The Norfolk Island Act reserves many powers to the Australian Government, which promised to release them within five years to the Government of Norfolk Island. Another promise broken - 17 years later and Australia still retains much of what it promised to release.
In 1987 an Australian Government advisory committee reported to the Australian Government Norfolk Island's wish to have a "free association" status with Australia, whereby Australia would retain the powers of external affairs and defence. The report also outlined the method by which this could be achieved under the Australian Constitution. In 1991, however, the Australian Government took the opposite tack and announced that Norfolk was to be incorporated into the Australian Federal electorate of Canberra.
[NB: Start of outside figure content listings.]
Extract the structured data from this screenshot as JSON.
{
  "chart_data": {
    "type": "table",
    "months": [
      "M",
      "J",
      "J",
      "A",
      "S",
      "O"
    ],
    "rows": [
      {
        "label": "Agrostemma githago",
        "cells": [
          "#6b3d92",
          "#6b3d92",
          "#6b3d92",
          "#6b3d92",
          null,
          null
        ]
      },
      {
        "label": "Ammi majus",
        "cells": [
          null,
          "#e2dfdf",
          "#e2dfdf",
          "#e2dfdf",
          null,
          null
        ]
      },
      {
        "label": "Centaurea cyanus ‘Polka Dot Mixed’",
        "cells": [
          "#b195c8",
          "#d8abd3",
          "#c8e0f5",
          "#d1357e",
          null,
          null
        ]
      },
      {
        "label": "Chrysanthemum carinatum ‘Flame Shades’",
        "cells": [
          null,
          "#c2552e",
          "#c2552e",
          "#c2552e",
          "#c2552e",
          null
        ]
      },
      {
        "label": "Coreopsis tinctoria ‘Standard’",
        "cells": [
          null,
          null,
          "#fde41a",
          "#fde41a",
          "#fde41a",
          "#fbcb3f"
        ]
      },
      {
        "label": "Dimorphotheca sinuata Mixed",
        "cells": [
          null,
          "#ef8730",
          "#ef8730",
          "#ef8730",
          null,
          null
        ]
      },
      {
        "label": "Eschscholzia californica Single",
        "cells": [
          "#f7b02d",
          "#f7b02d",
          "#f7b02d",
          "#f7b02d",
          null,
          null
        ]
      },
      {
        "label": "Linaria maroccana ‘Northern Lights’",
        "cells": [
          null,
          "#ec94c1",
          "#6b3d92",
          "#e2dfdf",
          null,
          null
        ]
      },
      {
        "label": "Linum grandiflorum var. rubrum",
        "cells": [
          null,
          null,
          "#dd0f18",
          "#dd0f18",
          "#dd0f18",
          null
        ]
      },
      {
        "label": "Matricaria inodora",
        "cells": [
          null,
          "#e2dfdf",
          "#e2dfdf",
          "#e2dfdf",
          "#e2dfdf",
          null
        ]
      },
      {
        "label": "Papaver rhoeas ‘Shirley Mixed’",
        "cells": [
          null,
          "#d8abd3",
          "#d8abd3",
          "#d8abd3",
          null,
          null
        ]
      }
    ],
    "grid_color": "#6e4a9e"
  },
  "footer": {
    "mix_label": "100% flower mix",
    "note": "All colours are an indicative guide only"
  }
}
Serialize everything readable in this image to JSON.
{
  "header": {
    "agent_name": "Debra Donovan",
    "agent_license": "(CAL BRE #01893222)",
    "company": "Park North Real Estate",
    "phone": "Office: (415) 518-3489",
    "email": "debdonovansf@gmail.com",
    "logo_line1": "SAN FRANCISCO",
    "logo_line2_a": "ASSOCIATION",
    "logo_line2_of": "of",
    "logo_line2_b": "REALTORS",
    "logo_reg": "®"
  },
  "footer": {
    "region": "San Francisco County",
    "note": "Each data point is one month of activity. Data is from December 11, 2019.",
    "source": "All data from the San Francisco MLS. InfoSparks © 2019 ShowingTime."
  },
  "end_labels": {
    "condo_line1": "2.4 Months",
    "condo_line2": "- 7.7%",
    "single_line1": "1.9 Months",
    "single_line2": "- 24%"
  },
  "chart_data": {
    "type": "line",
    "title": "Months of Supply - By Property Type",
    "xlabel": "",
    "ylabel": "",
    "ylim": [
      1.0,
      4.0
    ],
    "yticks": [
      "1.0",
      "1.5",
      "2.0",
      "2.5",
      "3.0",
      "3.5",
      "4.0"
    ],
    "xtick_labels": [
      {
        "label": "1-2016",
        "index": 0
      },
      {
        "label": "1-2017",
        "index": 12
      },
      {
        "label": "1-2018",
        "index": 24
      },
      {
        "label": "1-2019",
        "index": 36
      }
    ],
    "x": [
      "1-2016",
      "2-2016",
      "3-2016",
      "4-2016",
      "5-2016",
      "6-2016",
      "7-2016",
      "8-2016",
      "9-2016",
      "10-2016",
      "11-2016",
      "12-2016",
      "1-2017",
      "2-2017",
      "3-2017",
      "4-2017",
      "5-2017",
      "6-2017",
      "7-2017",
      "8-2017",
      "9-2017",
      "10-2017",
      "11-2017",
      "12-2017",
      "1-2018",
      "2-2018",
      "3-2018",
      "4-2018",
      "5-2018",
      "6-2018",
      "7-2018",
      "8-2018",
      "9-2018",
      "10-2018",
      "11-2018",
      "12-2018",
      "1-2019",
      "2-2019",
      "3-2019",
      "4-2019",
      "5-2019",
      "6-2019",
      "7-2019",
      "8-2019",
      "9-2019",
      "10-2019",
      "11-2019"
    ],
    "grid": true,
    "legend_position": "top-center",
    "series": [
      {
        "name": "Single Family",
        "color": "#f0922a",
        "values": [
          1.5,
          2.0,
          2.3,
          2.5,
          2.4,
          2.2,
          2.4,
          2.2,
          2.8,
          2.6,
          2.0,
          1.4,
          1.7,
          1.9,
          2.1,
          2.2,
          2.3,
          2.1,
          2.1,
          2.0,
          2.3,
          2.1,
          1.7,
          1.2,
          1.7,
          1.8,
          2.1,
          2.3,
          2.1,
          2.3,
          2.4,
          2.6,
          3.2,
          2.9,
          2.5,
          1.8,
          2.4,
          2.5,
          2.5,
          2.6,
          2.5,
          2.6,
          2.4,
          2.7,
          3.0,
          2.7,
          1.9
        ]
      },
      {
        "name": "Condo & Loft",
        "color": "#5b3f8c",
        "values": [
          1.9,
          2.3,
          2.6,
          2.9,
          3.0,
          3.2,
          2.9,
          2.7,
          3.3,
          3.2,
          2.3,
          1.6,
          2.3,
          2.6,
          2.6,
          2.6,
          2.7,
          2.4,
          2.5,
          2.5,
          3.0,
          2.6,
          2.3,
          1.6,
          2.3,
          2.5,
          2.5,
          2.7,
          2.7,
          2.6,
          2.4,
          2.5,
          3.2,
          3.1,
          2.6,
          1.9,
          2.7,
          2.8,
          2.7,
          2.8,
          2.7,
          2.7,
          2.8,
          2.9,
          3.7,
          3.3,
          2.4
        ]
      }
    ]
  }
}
Strenuous objections by the Norfolk Island Government and two referenda with 82% and 80.2% of votes against the Australian Government's proposal were dismissed by the Australian Government as "irrelevant".
1994 saw the Pitcairners declare themselves as the indigenous people of Norfolk Island and the discovery of their genetic uniqueness. Australia today denies that Norfolk has an indigenous population; yet at the same time it has no accepted definition of indigenousness. The Australian Government also denies that the Pitcairners are a separate and distinct people, even in the face of scientific evidence to the contrary - the Pitcairners of Norfolk Island can only receive successful organ transplants from another Pitcairner.
The Australian Government perpetuates the myth that Norfolk Island is part of Australia by constantly declaring that it is so, without any foundation in fact. It is not. The myth is perpetuated even on the island itself, where the Australian Government, which has responsibility for the educational curriculum, sets essay topics such as "Why I am proud to be an Australian." This is part of Australia's declaration that is it dedicated to "strengthening the Australian identity in the external territories." As far as the Pitcairners of Norfolk Island are concerned, Australia's declaration is a dedication to bloodless genocide.